If you have a spare Linux machine, running a GrSecurity kernel, then try this... 1. Install Firefox 2. Install the Adblock Plus extension 3. Go to Youtube and mess around a bit Give it a few minutes. Firefox should get quite slow, and eventually crash. The dmesg log will show the kernel terminating Firefox, due to some kind of memory management issue. As far as I can tell, this only happens with Adblock Plus under GrSec kernels. I know ABP is already rather controversial here, but... Could this indicate a vulnerability in the extension? Or perhaps in Firefox? (NB, I know basically nothing about how Firefox extensions work.)
It's unlikely an issue with ABP itself, but it's simply exposing an underlying issue. What are the exact errors?

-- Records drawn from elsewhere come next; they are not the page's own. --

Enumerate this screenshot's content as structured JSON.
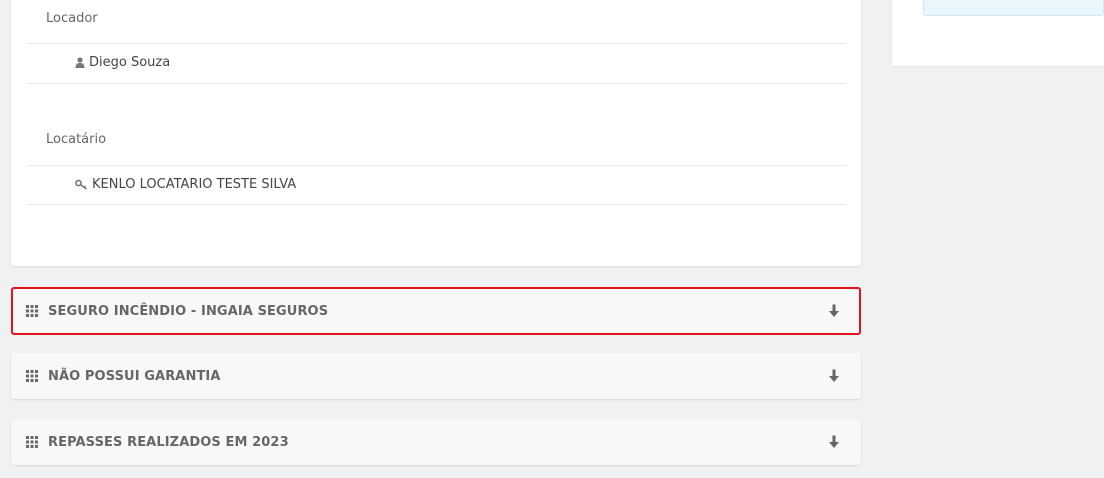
{
  "parties": {
    "landlord_label": "Locador",
    "landlord_name": "Diego Souza",
    "tenant_label": "Locatário",
    "tenant_name": "KENLO LOCATARIO TESTE SILVA"
  },
  "accordions": [
    {
      "title": "SEGURO INCÊNDIO - INGAIA SEGUROS",
      "highlighted": true
    },
    {
      "title": "NÃO POSSUI GARANTIA",
      "highlighted": false
    },
    {
      "title": "REPASSES REALIZADOS EM 2023",
      "highlighted": false
    }
  ],
  "icons": {
    "landlord": "user-icon",
    "tenant": "key-icon",
    "panel": "grid-icon",
    "expand": "arrow-down-icon"
  },
  "colors": {
    "highlight_border": "#e0141b",
    "background": "#f0f1f3",
    "info_box": "#e9f6fb"
  }
}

Here: Code: [Sun Dec 21 19:31:46 2014] PAX: execution attempt in: <anonymous mapping>, 49325000-49329000 49325000 [Sun Dec 21 19:31:46 2014] PAX: terminating task: /usr/lib/firefox-31esr/firefox(firefox):1185, uid/euid: 1000/1000, PC: 493271e0, SP: 5f7a0fd4 [Sun Dec 21 19:31:46 2014] PAX: bytes at PC: ?? ?? ?? ?? ?? ?? ?? ?? ?? ?? ?? ?? ?? ?? ?? ?? ?? ?? ?? ?? [Sun Dec 21 19:31:46 2014] PAX: bytes at SP-4: 00000001 4220e271 00000182 41d26790 00000001 2e7a05b0 ffffff87 00000000 ffffff82 5f7a10c8 3f3d4050 41ad168e 00 000c81 00000000 ffffff82 2e7a05b0 ffffff87 41d26790 ffffff87 2e7a05b0 ffffff87 [Sun Dec 21 19:31:46 2014] grsec: denied resource overstep by requesting 4096 for RLIMIT_CORE against limit 0 for /usr/lib/firefox-31esr/firefox[firefox:1185 ] uid/euid:1000/1000 gid/egid:100/100, parent /sbin/init[init:1] uid/euid:0/0 gid/egid:0/0 [Sun Dec 21 19:37:55 2014] PAX: execution attempt in: <anonymous mapping>, 36cd0000-36cdb000 36cd0000 [Sun Dec 21 19:37:55 2014] PAX: terminating task: /usr/lib/firefox-31esr/firefox(firefox):1277, uid/euid: 1000/1000, PC: 36cda5d8, SP: 594deeb4 [Sun Dec 21 19:37:55 2014] PAX: bytes at PC: ?? ?? ?? ?? ?? ?? ?? ?? ?? ?? ?? ?? ?? ?? ?? ?? ?? ?? ?? ?? [Sun Dec 21 19:37:55 2014] PAX: bytes at SP-4: 00000001 47d331d1 00000182 446c2490 00000001 31b507c0 ffffff87 00000000 ffffff82 594defa8 264cc290 3ebf3236 00000c81 00000000 ffffff82 31b507c0 ffffff87 446c2490 ffffff87 31b507c0 ffffff87 [Sun Dec 21 19:37:55 2014] grsec: denied resource overstep by requesting 4096 for RLIMIT_CORE against limit 0 for /usr/lib/firefox-31esr/firefox[firefox:1277] uid/euid:1000/1000 gid/egid:100/100, parent /sbin/init[init:1] uid/euid:0/0 gid/egid:0/0 [Sun Dec 21 19:37:55 2014] Chrome_ChildThr[1331]: segfault at 0 ip 49cb642d sp 45c98ab0 error 6 in libmozalloc.so[49cb5000+2000] [Sun Dec 21 19:37:55 2014] grsec: Segmentation fault occurred at (nil) in /usr/lib/firefox-31esr/plugin-container[Chrome_ChildThr:1331] uid/euid:1000/1000 gid/egid:100/100, parent /[firefox:1277] uid/euid:1000/1000 gid/egid:100/100 [Sun Dec 21 19:37:55 2014] grsec: denied resource overstep by requesting 4096 for RLIMIT_CORE against limit 0 for /usr/lib/firefox-31esr/plugin-container[Chrome_ChildThr:1331] uid/euid:1000/1000 gid/egid:100/100, parent /sbin/init[init:1] uid/euid:0/0 gid/egid:0/0 Edit: note that mprotect() restrictions were entirely disabled at kernel build time.
Is this using any of your rlimit tricks or anything like that on Firefox? Oh, also https://bugzilla.mozilla.org/show_bug.cgi?id=1041342
D'oh! Thanks. Guess it was only a matter of time before it showed up without ABP. rlimit hacks I gave up on, BTW, as they don't work. The resource overstep denial thing, I think, is just the usual Linux ban on core dumps.